He sat on my stomach, trembling and breathing heavily through his open mouth. My eyes fought against the weight of sleep, straining to see in the darkness. A flash of lightning illuminated the room and gave my still sleeping brain a clue as to my whereabouts while the roar of thunder that followed jolted my other senses to immediate attention. A storm raged with such ferocity that even my little cottage was quaking in fear. No wonder I’d been sleeping so soundly. Unfortunately, thunderstorms were not a comfort to everyone and, as if hoisting his thirty-plus pound self onto my stomach was not enough, the canine love of my life, a cross between Benji and the Shaggy D.A, swatted my face with a furry beige paw. “Come here, Moustache,” I said through a yawn, reaching out my arms and drawing him close to me. I felt his body relax and heard his breathing slow. Wrapping myself around the dog, I nuzzled my face into the back of his neck. Moustache gave a little groan, a warning that he was there under special circumstances and I’d better not push my luck. However, another clap of thunder sent him wiggling closer to me and, within moments, he was snoring gently.
I woke to the sound of a distant siren. My clock was flashing. Moustache was on his bed on the floor. I leaned over the side of the bed and ruffled his ear. Moustache looked up at me with sleepy eyes and leapt onto the bed and rolled onto his back for the belly rub he had long since manipulated into our morning routine. When he’d had enough, he jumped off the bed and trotted out of the room, anxious to explore his new surroundings and stake his claim. I heard him jump onto the chair in the living room that gave him the best view of the street and bark a bark I was sure could be heard several houses down. I knew this particular yowl to mean either the presence of a squirrel or a golden retriever. I had my own battle to wage today against the unpacked boxes that filled the cottage that only a day and a half ago had become my “home.” As far as furnished rentals went, it was better than fine. The furniture was in good condition, albeit a little dated. The place had been cared for and outfitted with everything one might need to live comfortably for nine months. The exterior of the cottage had character but the interior was pretty neutral—waiting for some of my own belongings to gussy it up and give it that lived in, loved look. However, unlike the dog, I was nowhere near as anxious to get started and, instead, threw the covers over my head and slept for another ten minutes.

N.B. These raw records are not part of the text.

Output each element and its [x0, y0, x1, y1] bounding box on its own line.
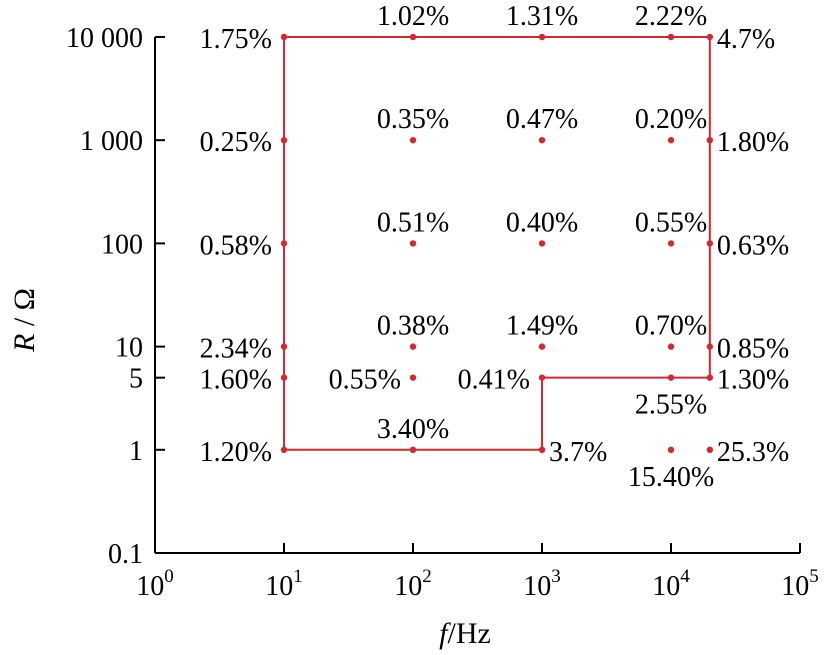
data-label: 1.31%	[506, 1, 578, 32]
y-tick-label: 100	[101, 229, 143, 260]
data-point	[667, 33, 675, 41]
data-label: 25.3%	[717, 437, 789, 468]
data-point	[538, 446, 546, 453]
data-label: 0.51%	[377, 207, 449, 238]
y-tick-label: 1 000	[80, 126, 143, 157]
x-tick-label: 101	[265, 566, 303, 602]
data-label: 0.70%	[635, 311, 707, 342]
data-point	[706, 343, 714, 350]
data-point	[280, 137, 288, 144]
data-label: 4.7%	[717, 24, 775, 55]
x-axis-title: f/Hz	[439, 617, 491, 650]
data-label: 0.47%	[506, 104, 578, 135]
data-point	[409, 446, 417, 453]
data-point	[706, 137, 714, 144]
axes	[154, 37, 800, 554]
data-label: 1.75%	[200, 24, 272, 55]
data-point	[667, 343, 675, 350]
data-label: 15.40%	[628, 462, 714, 493]
data-point	[667, 137, 675, 144]
x-tick-label: 105	[781, 566, 819, 602]
data-label: 1.60%	[200, 365, 272, 396]
x-ticks: 100 101 102 103 104 105	[136, 543, 819, 602]
data-label: 0.58%	[200, 230, 272, 261]
data-label: 2.22%	[635, 1, 707, 32]
x-tick-label: 100	[136, 566, 174, 602]
y-tick-label: 10 000	[66, 23, 143, 54]
data-label: 1.49%	[506, 311, 578, 342]
y-tick-label: 10	[115, 333, 143, 364]
data-label: 1.02%	[377, 1, 449, 32]
data-point	[409, 374, 417, 381]
data-label: 0.55%	[329, 365, 401, 396]
data-label: 0.85%	[717, 334, 789, 365]
data-label: 2.55%	[635, 390, 707, 421]
data-label: 0.38%	[377, 311, 449, 342]
data-label: 0.35%	[377, 104, 449, 135]
y-tick-label: 0.1	[108, 539, 143, 570]
data-point	[280, 240, 288, 247]
data-point	[280, 343, 288, 350]
data-point	[538, 343, 546, 350]
data-label: 3.7%	[549, 437, 607, 468]
y-tick-label: 1	[129, 436, 143, 467]
data-point	[706, 240, 714, 247]
data-label: 1.30%	[717, 365, 789, 396]
y-ticks: 0.1 1 510 100 1 000 10 000	[66, 23, 165, 570]
x-tick-label: 104	[652, 566, 690, 602]
data-label: 0.41%	[458, 365, 530, 396]
data-point	[667, 446, 675, 453]
data-point	[706, 374, 714, 381]
data-point	[538, 374, 546, 381]
data-point	[409, 137, 417, 144]
data-point	[280, 33, 288, 41]
data-points	[280, 33, 714, 453]
data-point	[706, 446, 714, 453]
data-label: 0.25%	[200, 127, 272, 158]
data-point	[280, 374, 288, 381]
data-point	[538, 33, 546, 41]
data-point	[538, 137, 546, 144]
data-point	[538, 240, 546, 247]
data-label: 1.80%	[717, 127, 789, 158]
data-label: 3.40%	[377, 414, 449, 445]
data-label: 0.63%	[717, 230, 789, 261]
data-point	[280, 446, 288, 453]
data-labels: 1.75% 1.02% 1.31% 2.22% 4.7% 0.25% 0.35% 0.47% 0…	[200, 1, 789, 493]
data-label: 0.40%	[506, 207, 578, 238]
data-point	[706, 33, 714, 41]
data-point	[409, 240, 417, 247]
data-label: 2.34%	[200, 334, 272, 365]
data-point	[667, 240, 675, 247]
data-point	[409, 33, 417, 41]
y-axis-title: R / Ω	[8, 288, 41, 353]
x-tick-label: 102	[394, 566, 432, 602]
data-label: 0.20%	[635, 104, 707, 135]
data-label: 1.20%	[200, 437, 272, 468]
data-point	[667, 374, 675, 381]
x-tick-label: 103	[523, 566, 561, 602]
y-tick-label: 5	[129, 364, 143, 395]
data-point	[409, 343, 417, 350]
data-label: 0.55%	[635, 207, 707, 238]
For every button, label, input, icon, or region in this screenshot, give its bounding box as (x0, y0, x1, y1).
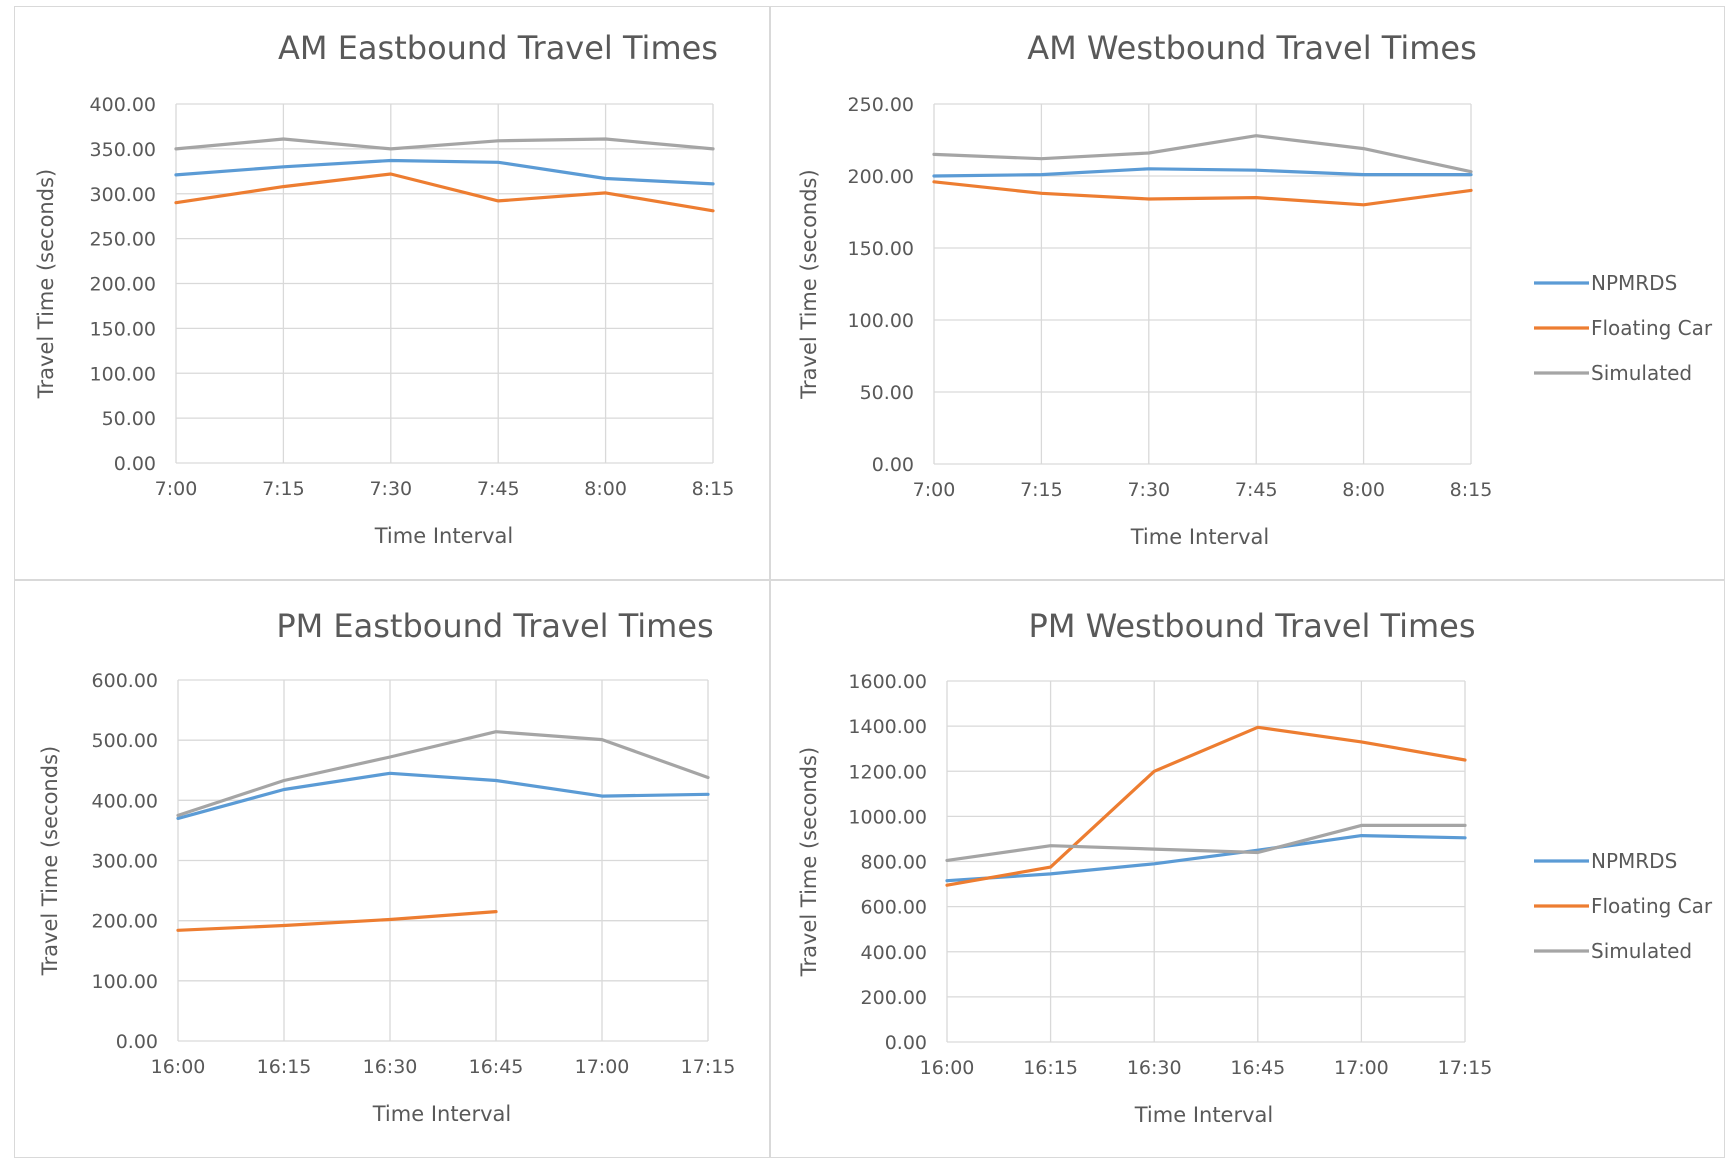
y-tick-label: 250.00 (90, 229, 156, 251)
chart-title: AM Westbound Travel Times (1027, 29, 1477, 67)
y-tick-label: 300.00 (92, 851, 158, 873)
series-line-simulated (174, 137, 715, 151)
series-line-simulated (945, 823, 1467, 862)
series-line-floating-car (176, 910, 498, 932)
x-tick-label: 16:15 (257, 1056, 312, 1078)
chart-panel-3: 0.00 100.00 200.00 300.00 400.00 500.00 600.00… (14, 580, 770, 1158)
x-tick-label: 7:30 (1127, 479, 1170, 501)
x-axis-title: Time Interval (1130, 525, 1270, 549)
x-tick-label: 7:00 (155, 478, 198, 500)
x-axis-title: Time Interval (1134, 1103, 1274, 1127)
series-line-npmrds (932, 167, 1473, 178)
x-tick-label: 8:15 (1450, 479, 1493, 501)
y-tick-label: 50.00 (102, 408, 156, 430)
series-line-floating-car (932, 180, 1473, 207)
y-tick-label: 300.00 (90, 184, 156, 206)
y-tick-label: 400.00 (92, 790, 158, 812)
y-tick-label: 400.00 (861, 942, 927, 964)
x-tick-label: 7:15 (262, 478, 305, 500)
y-tick-label: 50.00 (860, 382, 914, 404)
legend-label: NPMRDS (1591, 271, 1677, 295)
y-axis-title: Travel Time (seconds) (797, 747, 821, 977)
y-axis-title: Travel Time (seconds) (34, 169, 58, 399)
legend-label: Simulated (1591, 361, 1692, 385)
y-tick-label: 100.00 (92, 971, 158, 993)
x-tick-label: 7:00 (913, 479, 956, 501)
x-tick-label: 16:30 (1127, 1057, 1182, 1079)
y-tick-label: 600.00 (861, 897, 927, 919)
y-tick-label: 1200.00 (848, 761, 927, 783)
line-chart-svg: 0.00 200.00 400.00 600.00 800.00 1000.00 1200.… (797, 607, 1713, 1127)
x-tick-label: 17:00 (1334, 1057, 1389, 1079)
line-chart-svg: 0.00 50.00 100.00 150.00 200.00 250.00 300.00 3… (34, 29, 735, 548)
x-tick-label: 16:30 (363, 1056, 418, 1078)
x-tick-label: 8:00 (1342, 479, 1385, 501)
y-tick-label: 150.00 (90, 318, 156, 340)
y-tick-label: 0.00 (872, 454, 914, 476)
y-tick-label: 100.00 (848, 310, 914, 332)
y-tick-label: 200.00 (92, 911, 158, 933)
x-tick-label: 8:15 (692, 478, 735, 500)
x-tick-label: 16:00 (920, 1057, 975, 1079)
y-tick-label: 0.00 (885, 1032, 927, 1054)
x-axis-title: Time Interval (374, 524, 514, 548)
y-tick-label: 150.00 (848, 238, 914, 260)
legend-label: Floating Car (1591, 316, 1713, 340)
y-tick-label: 1400.00 (848, 716, 927, 738)
x-tick-label: 7:45 (1235, 479, 1278, 501)
y-tick-label: 350.00 (90, 139, 156, 161)
y-tick-label: 0.00 (114, 453, 156, 475)
series-line-npmrds (174, 158, 715, 186)
x-tick-label: 8:00 (584, 478, 627, 500)
x-tick-label: 17:15 (681, 1056, 736, 1078)
series-line-npmrds (176, 771, 710, 820)
x-tick-label: 7:30 (369, 478, 412, 500)
series-line-floating-car (945, 725, 1467, 887)
series-line-npmrds (945, 834, 1467, 883)
line-chart-svg: 0.00 50.00 100.00 150.00 200.00 250.00 7:00 7:1… (797, 29, 1713, 549)
y-tick-label: 200.00 (848, 166, 914, 188)
x-tick-label: 17:00 (575, 1056, 630, 1078)
legend-label: Floating Car (1591, 894, 1713, 918)
y-tick-label: 200.00 (90, 274, 156, 296)
x-tick-label: 16:45 (1230, 1057, 1285, 1079)
legend-label: NPMRDS (1591, 849, 1677, 873)
chart-panel-2: 0.00 50.00 100.00 150.00 200.00 250.00 7:00 7:1… (770, 6, 1725, 580)
x-axis-title: Time Interval (372, 1102, 512, 1126)
x-tick-label: 17:15 (1438, 1057, 1493, 1079)
line-chart-svg: 0.00 100.00 200.00 300.00 400.00 500.00 600.00… (38, 607, 736, 1126)
y-tick-label: 0.00 (116, 1031, 158, 1053)
legend-label: Simulated (1591, 939, 1692, 963)
y-tick-label: 200.00 (861, 987, 927, 1009)
y-axis-title: Travel Time (seconds) (38, 746, 62, 976)
y-tick-label: 100.00 (90, 363, 156, 385)
series-line-floating-car (174, 172, 715, 213)
x-tick-label: 16:15 (1023, 1057, 1078, 1079)
chart-title: PM Westbound Travel Times (1029, 607, 1476, 645)
chart-title: PM Eastbound Travel Times (276, 607, 713, 645)
x-tick-label: 7:15 (1020, 479, 1063, 501)
series-line-simulated (176, 730, 710, 817)
y-tick-label: 500.00 (92, 730, 158, 752)
y-tick-label: 1000.00 (848, 806, 927, 828)
chart-panel-4: 0.00 200.00 400.00 600.00 800.00 1000.00 1200.… (770, 580, 1725, 1158)
series-line-simulated (932, 134, 1473, 174)
y-tick-label: 250.00 (848, 94, 914, 116)
chart-title: AM Eastbound Travel Times (278, 29, 718, 67)
x-tick-label: 7:45 (477, 478, 520, 500)
y-axis-title: Travel Time (seconds) (797, 169, 821, 399)
x-tick-label: 16:45 (469, 1056, 524, 1078)
x-tick-label: 16:00 (151, 1056, 206, 1078)
y-tick-label: 600.00 (92, 670, 158, 692)
y-tick-label: 1600.00 (848, 671, 927, 693)
y-tick-label: 800.00 (861, 852, 927, 874)
y-tick-label: 400.00 (90, 94, 156, 116)
chart-panel-1: 0.00 50.00 100.00 150.00 200.00 250.00 300.00 3… (14, 6, 770, 580)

The storm had certainly been busy while the town slept. Looking out the kitchen window, I could see the backyard was littered with branches and one of the trees had been uprooted. Moustache was happily picking up from where the storm had left off, digging feverishly, kicking up bits of mud and bark which ended up on his back rather than the ground behind him. Rolling my eyes, I turned my attention away from Moustache, determined to enjoy a bit more of the morning before bathing the dog, a task which would no doubt be inevitable given his abundance of fur. I took a deep swallow of green tea—I had given up coffee only recently after buying into some hype about green tea helping to lose weight. I knew I was a perfectly healthy weight, but in show business an actress can never be too thin, and the insecurity about my curves was always rearing its ugly head. The tea was growing on me. And whether or not the weight loss thing was working, I was able to convince myself I could see enough of a difference to keep up with the trend. I took another sip and surveyed the cardboard that contained my life. It amazed me that thirty-some years could be packed away into a dozen or so boxes. Of course, this said nothing of the scores of emotional baggage that were, just as neatly, packed away. Knowing the baggage of the cardboard variety would be much easier to deal with I tore the tape off a box labeled BOOKS and began sorting the cookbooks. In the backyard, Moustache barked. His barking became more and more incessant. I hurried to the back door. Moustache was staring into the hole he and the storm had helped to create, intent on something out of my line of vision. “Moustache?” He looked at me, then back to the hole. Slipping on my Crocs, I walked out into the crisp March morning. “Moo! Come here!” More barking, no coming. Upon reaching the dog, I leaned over to grab his collar and caught a glimpse of Moustache’s buried treasure.